A catalyst component for olefin polymerization comprising the transition metal compound of the following (i) and the transition metal compound of the following (ii):
A catalyst for polymerization of ethylene and α-olefin obtained by contacting an activating co-catalyst component and an organoaluminum compound.
(I): a transition having two groups having a cyclopentadiene-type anion skeleton, the groups having this cyclopentadiene-type anion skeleton being bonded to each other directly or via a bridging group, and the central metal being hafnium Metal compound.

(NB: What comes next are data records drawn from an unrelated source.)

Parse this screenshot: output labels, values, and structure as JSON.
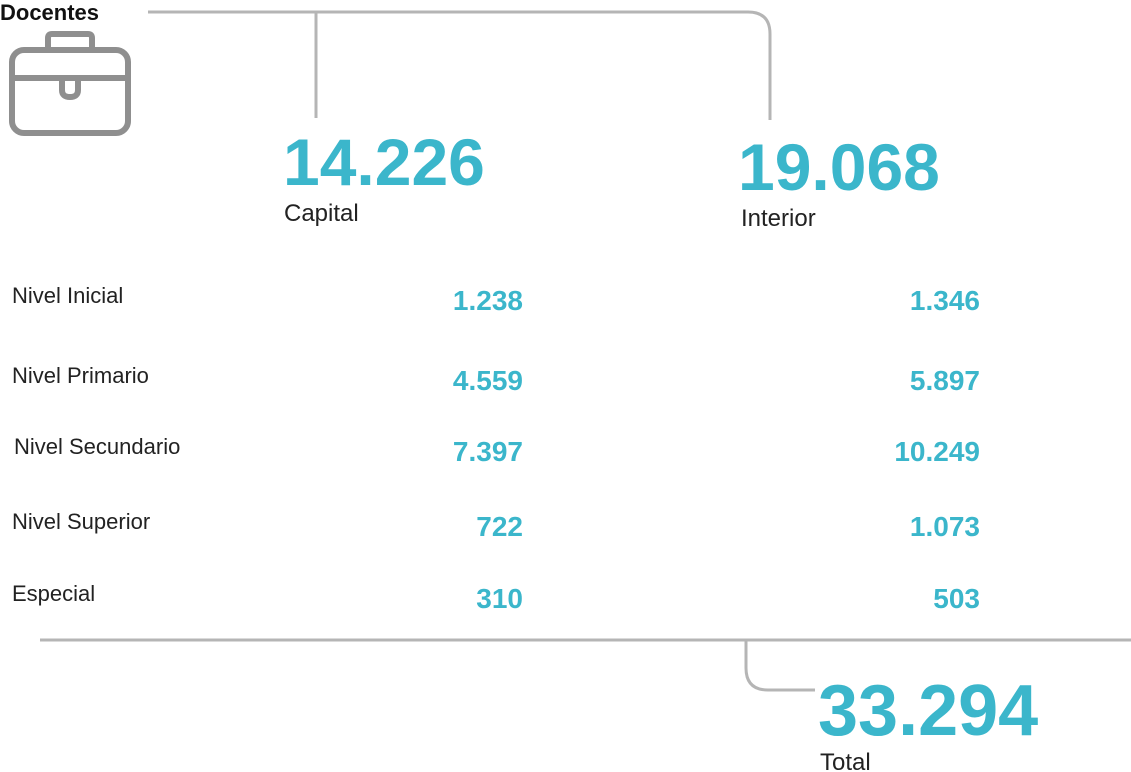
{
  "title": "Docentes",
  "regions": [
    {
      "total": "14.226",
      "label": "Capital"
    },
    {
      "total": "19.068",
      "label": "Interior"
    }
  ],
  "rows": [
    {
      "label": "Nivel Inicial",
      "values": [
        "1.238",
        "1.346"
      ]
    },
    {
      "label": "Nivel Primario",
      "values": [
        "4.559",
        "5.897"
      ]
    },
    {
      "label": "Nivel Secundario",
      "values": [
        "7.397",
        "10.249"
      ]
    },
    {
      "label": "Nivel Superior",
      "values": [
        "722",
        "1.073"
      ]
    },
    {
      "label": "Especial",
      "values": [
        "310",
        "503"
      ]
    }
  ],
  "total": {
    "value": "33.294",
    "label": "Total"
  }
}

(Ii): a transition metal compound having two groups having a cyclopentadiene-type anion skeleton having a substituent, the groups having this cyclopentadiene-type anion skeleton are not bonded to each other, and the central metal is zirconium . The polymerization catalyst according to claim 1, wherein the transition metal compound of (i) is represented by the following formula [4].
L ² ₂ HfX ¹ ₂ [4]
(Wherein L ² is a η ⁵ -indenyl group or a η ⁵ -alkyl-substituted indenyl group, the two L ^{2 s} may be the same or different, and the two L ² represent a residue containing a carbon atom. X ¹ represents a halogen atom, a hydrocarbon group or a hydrocarbon oxy group.) The polymerization catalyst according to claim 1 or 2, wherein the transition metal compound of (ii) is represented by the following formula [5].
L ³ ₂ ZrX ² ₂ [5]
(In the formula, L ³ is an η ⁵ -alkyl-substituted cyclopentadienyl group, and two L ³ are not crosslinked. X ² represents a halogen atom, a hydrocarbon group, or a hydrocarbon oxy group.) The manufacturing method of the copolymer of ethylene and an alpha olefin using the catalyst for polymerization in any one of Claims 1-3.